Equitable Realty, Inc. v. Nielson

519 P.2d 243 | Utah | 1974

HENRIOD, Justice:

Appeal from a no cause of action judgment in a case where plaintiff, a realtor, sued for a commission for employment under an alleged listing agreement executed in October 1969, for having obtained a ready, able and willing buyer of ranch property. Affirmed with costs to the Niel-sons.

Equitable, by advertisement, obtained interested prospective buyers named Drou-bay. This ripened into an option agreement dated March 30, 1970, exercisable by January 25, 1971. At the same time plaintiff and defendants modified the listing agreement so as to adjust the commission to a specified amount, payable as time went along under the terms of stated periodic payments under the option agreement, if the latter were exercised according to its terms, — which included a written notice of *244its exercise and tender of the initial payment, — neither of which was accomplished either before or after the January 25 due date.

It is contended that such conditions were waived by the plaintiff realtor, on behalf of defendants, during a telephone conversation with Droubay’s attorney, one Clegg. There is nothing in the record to establish any authority granted by the Nielsons to plaintiff, either orally or in writing, to establish such authority, failing which the option was not exercised according to its terms, which in turn prevents plaintiff from claiming a commission based on the conditions precedent mentioned. The plaintiff has received a $1,260 commission on a down payment binder to preserve the option to buy the property under terms thereafter to be agreed upon by the parties, to which mutually to date they have not acquiesced, — resulting in other present litigation, — having nothing to do with the commission agreement here.

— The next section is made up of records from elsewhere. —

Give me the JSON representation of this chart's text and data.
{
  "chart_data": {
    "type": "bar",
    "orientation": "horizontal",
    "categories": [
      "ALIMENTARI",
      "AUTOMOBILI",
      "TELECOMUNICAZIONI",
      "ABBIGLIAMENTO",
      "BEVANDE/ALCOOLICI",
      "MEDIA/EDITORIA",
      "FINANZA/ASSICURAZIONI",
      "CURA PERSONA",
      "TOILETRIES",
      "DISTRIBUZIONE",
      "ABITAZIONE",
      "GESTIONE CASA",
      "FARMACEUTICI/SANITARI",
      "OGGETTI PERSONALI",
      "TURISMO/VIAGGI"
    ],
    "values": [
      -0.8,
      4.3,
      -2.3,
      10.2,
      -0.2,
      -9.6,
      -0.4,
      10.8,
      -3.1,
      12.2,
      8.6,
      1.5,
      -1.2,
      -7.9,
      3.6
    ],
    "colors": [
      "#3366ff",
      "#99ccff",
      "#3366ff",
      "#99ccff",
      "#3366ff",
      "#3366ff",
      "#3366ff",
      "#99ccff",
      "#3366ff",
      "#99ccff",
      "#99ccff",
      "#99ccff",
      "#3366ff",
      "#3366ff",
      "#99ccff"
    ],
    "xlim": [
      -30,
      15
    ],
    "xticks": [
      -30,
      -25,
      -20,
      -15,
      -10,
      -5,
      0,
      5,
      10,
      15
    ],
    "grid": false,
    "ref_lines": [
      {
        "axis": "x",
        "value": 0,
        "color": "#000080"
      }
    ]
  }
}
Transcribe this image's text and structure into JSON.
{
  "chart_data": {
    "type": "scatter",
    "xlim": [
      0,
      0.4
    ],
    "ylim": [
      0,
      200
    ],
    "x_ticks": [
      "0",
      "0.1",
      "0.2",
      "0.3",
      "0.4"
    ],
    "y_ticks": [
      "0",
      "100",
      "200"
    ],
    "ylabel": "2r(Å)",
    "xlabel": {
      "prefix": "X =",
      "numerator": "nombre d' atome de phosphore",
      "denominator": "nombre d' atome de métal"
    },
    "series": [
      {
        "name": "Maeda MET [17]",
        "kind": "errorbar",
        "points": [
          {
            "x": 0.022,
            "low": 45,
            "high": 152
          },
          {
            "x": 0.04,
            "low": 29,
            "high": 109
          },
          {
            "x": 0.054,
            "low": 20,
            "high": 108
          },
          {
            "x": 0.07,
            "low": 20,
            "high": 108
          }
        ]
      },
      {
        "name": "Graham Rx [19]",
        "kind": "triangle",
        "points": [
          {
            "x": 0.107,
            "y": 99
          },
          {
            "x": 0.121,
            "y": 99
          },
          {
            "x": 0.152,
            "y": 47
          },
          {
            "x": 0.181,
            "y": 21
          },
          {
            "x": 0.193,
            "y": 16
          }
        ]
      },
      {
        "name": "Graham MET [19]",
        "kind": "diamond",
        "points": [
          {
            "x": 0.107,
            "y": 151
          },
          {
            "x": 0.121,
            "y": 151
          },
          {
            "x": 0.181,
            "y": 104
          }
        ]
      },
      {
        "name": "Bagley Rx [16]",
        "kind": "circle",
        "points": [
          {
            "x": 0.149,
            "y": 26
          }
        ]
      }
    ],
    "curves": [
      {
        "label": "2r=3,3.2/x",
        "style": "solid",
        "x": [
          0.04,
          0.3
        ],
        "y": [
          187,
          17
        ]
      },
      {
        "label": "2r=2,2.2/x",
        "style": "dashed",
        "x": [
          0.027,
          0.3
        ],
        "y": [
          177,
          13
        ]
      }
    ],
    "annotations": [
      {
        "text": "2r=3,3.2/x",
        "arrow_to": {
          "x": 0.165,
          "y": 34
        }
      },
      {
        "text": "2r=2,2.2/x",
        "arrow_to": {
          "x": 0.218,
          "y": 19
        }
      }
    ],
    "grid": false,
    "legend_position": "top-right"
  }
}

The basics of this case seem obvious: 1) A realtor cannot orally waive the rights of a seller on an option contract unless specifically authorized to do so,— -not the case here, and 2) Once an option is granted it must be exercised strictly according to its terms, lacking such binding authority, — which clearly appears to be failing here. The question immediately posed here is that were it otherwise, what would happen if the down payment were made to the realtor lacking such authority, —which strange coincidence was not even accomplished here, — if the realtor, receiving the payment without such clear and convincing evidence of authority, — could bind a seller to an anticipatory contract after he, the realtor, had gone South with the consideration without consideration from or to his principal.

CALLISTER, C. J., and ELLETT, CROCKETT and TUCKETT, JJ., concur.